Y ahora, que acabo de recoger la cocina de casa, esta lectura me ha regalado un pedazo de mis primeros años de luz, esos donde se recoge la simiente que luego, por el mismo rayo de luz y, en cuanto te tiren del hilito, quedarán bordados en cualquier página...aunque como esta sea de nube y aire.

Mariano -

Me alegra enormemente, querida SilviaLuz que la lectura de mi granero te haya hecho recordar las aventuras en tu galpón. Y me gustaría también que estas notas tan interesantes que escribes, las alargaras un poquito más y me las enviaras para publicarlas en El Gurrión. Por cierto, hace cuatro días mandé una "botella" con mensajes a tu dirección postal. Estate atenta. Espero que llegue. Gracias por leer y escribir, como siempre y un fuerte abrazo.

Silvialuz -

Hola Mariano! este post tuyo vino justo después de mi viaje al campo, ese campo santafesino que fue el hogar de mis padres y abuelos y al que íbamos todos los años de niños, a disfrutar de esas cosas tan distintas a las de la ciudad. Mis padres se mudaron a la ciudad cuando se casaron y yo nací y viví siempre en ciudades, por eso será que me gusta tanto la vida en el campo. Fui a ver a mis viejos tíos, todos de más de 80 años, tan vitales, alegres y memoriosos que me da envidia.

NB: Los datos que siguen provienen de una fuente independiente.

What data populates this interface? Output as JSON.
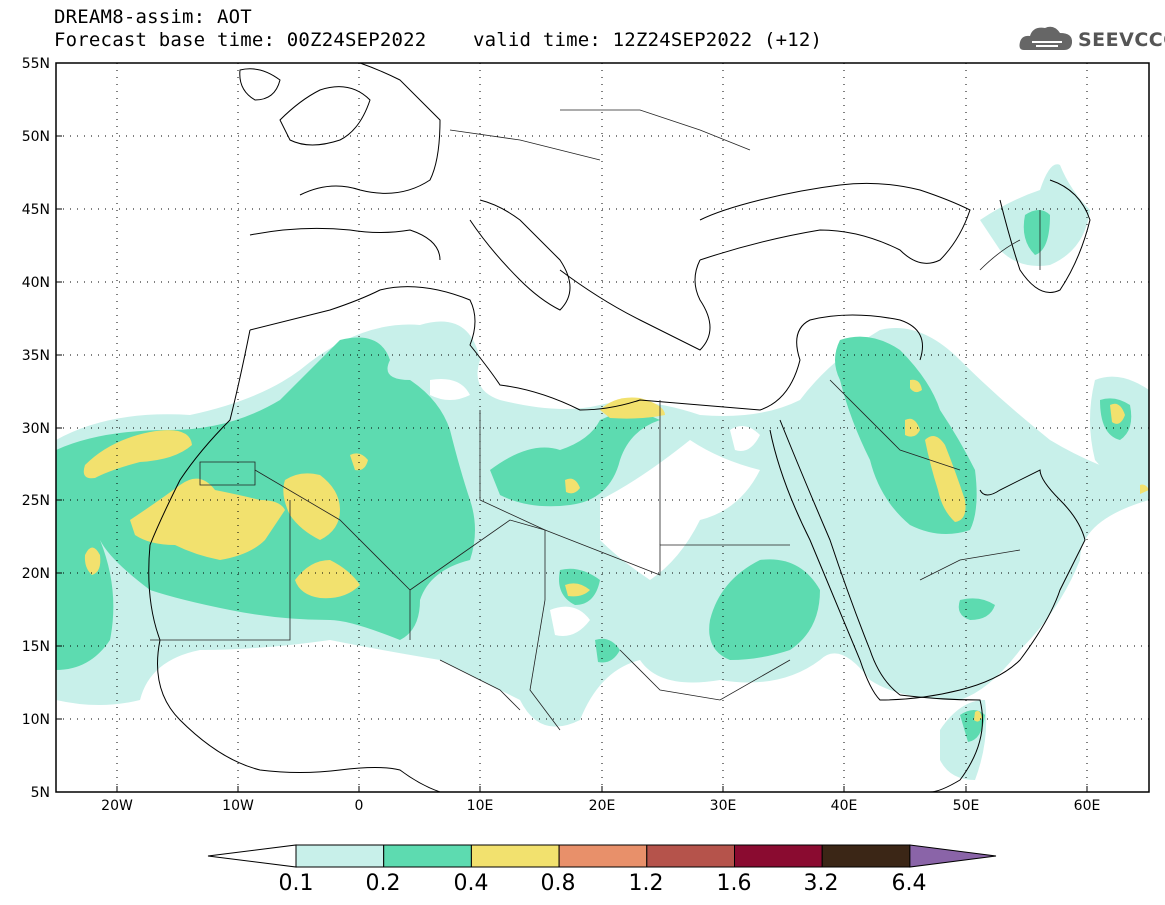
{
  "header": {
    "line1": "DREAM8-assim: AOT",
    "line2": "Forecast base time: 00Z24SEP2022    valid time: 12Z24SEP2022 (+12)"
  },
  "logo": {
    "text": "SEEVCCC",
    "icon": "cloud-icon"
  },
  "map": {
    "lon_labels": [
      "20W",
      "10W",
      "0",
      "10E",
      "20E",
      "30E",
      "40E",
      "50E",
      "60E"
    ],
    "lat_labels": [
      "55N",
      "50N",
      "45N",
      "40N",
      "35N",
      "30N",
      "25N",
      "20N",
      "15N",
      "10N",
      "5N"
    ]
  },
  "legend": {
    "labels": [
      "0.1",
      "0.2",
      "0.4",
      "0.8",
      "1.2",
      "1.6",
      "3.2",
      "6.4"
    ],
    "colors": [
      "#ffffff",
      "#c8f0ea",
      "#5ddbb0",
      "#f2e16e",
      "#e8906a",
      "#b5534b",
      "#8a0b30",
      "#3b2616",
      "#8a64a8"
    ]
  }
}
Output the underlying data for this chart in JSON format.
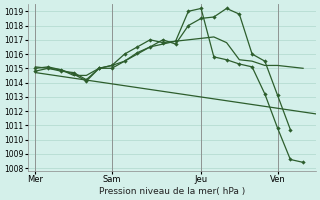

Recuerdo que íbamos a pasar un mes en verano y pretendíamos hacer las faenas de mis tíos y tías: juntar algodón, cosechar maíz, juntar huevos, acarrear leña... y ese granero que nombras me recuerda el "galpón", que servía a todos los efectos. Nuestras travesuras tan inocentes y peligrosas: andar a caballo, meternos entre los animales en el corral, vagabundear por los sembrados, son actividades que me gustaría que vivan mis nietos, por eso llevé a Lola.
Mis tíos fueron músicos, formaban una orquesta que amenizaba los bailes en los distintos pueblos, de los seis varones, cinco tocaban diferentes instrumentos: acordeón, batería, contrabajo, bandoneón y guitarra o dos bandoneones. Mis tías, las tres últimas de la familia, eran casi como hermanas mías ya que nos llevamos pocos años, ellas nos proporcionaban todo aquello que se nos ocurría, mi hermano Raúl y yo éramos sus juguetes.
Todo esto que escribí sin pensar hacerlo, me hizo acordar tu post y si bien ese galpón sigue funcionando como tal, la casa ya no es la misma. El progreso llega a todas partes.